The Hopewell Farm, also known as Lower Farm and Hopedell Farm, is a historic home and farm located at 1751 Valley Road in Valley Township, Chester County, Pennsylvania. The 500-acre farm complex has six contributing buildings, one contributing site, and six contributing structures. The buildings and property were added to the National Register of Historic Places in 2010.

==History==
The community's application to place the Hopewell Farm on the National Register of Historic Places was reviewed by the Historic Preservation Board of the Pennsylvania Historical and Museum Commission at its meeting on October 6, 2009, along with applications for: the Hamburg Historic District in Hamburg, Pennsylvania, Hamnett Historic District in Wilkinsburg, Pennsylvania, the Newville Historic District in Newville, Pennsylvania, the Pennsylvania State Office Building and the Philadelphia Quartermaster Depot in Philadelphia, the Experimental and Safety Research Coal Mines in Allegheny County's South Park Township, and the Cheney Farm and Chandler Mill Road Bridge in Chester County.

The buildings and property were then officially added to the National Register of Historic Places later in 2010.

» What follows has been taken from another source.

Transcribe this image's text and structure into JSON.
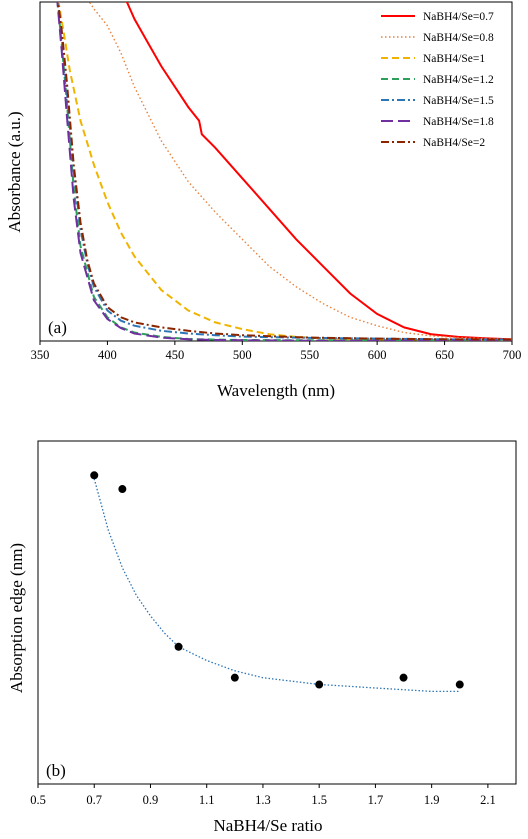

==Architectural features==
The contributing structures include: a 2 1/2-story stone and frame farmhouse (c. 1787 - 2000), tenant house (1940), stone and frame Pennsylvania bank barn and silo complex (c. 1825-c. 1930), chicken coop (1940), corn crib (c. 1930), two garages (c. 1930, c. 1940), milk / spring house (c. 1880), spring house (c. 1955), stone arch bridge (c. 1900), two privies (c. 1760, 1940), and the remains of a lime kiln (c. 1830).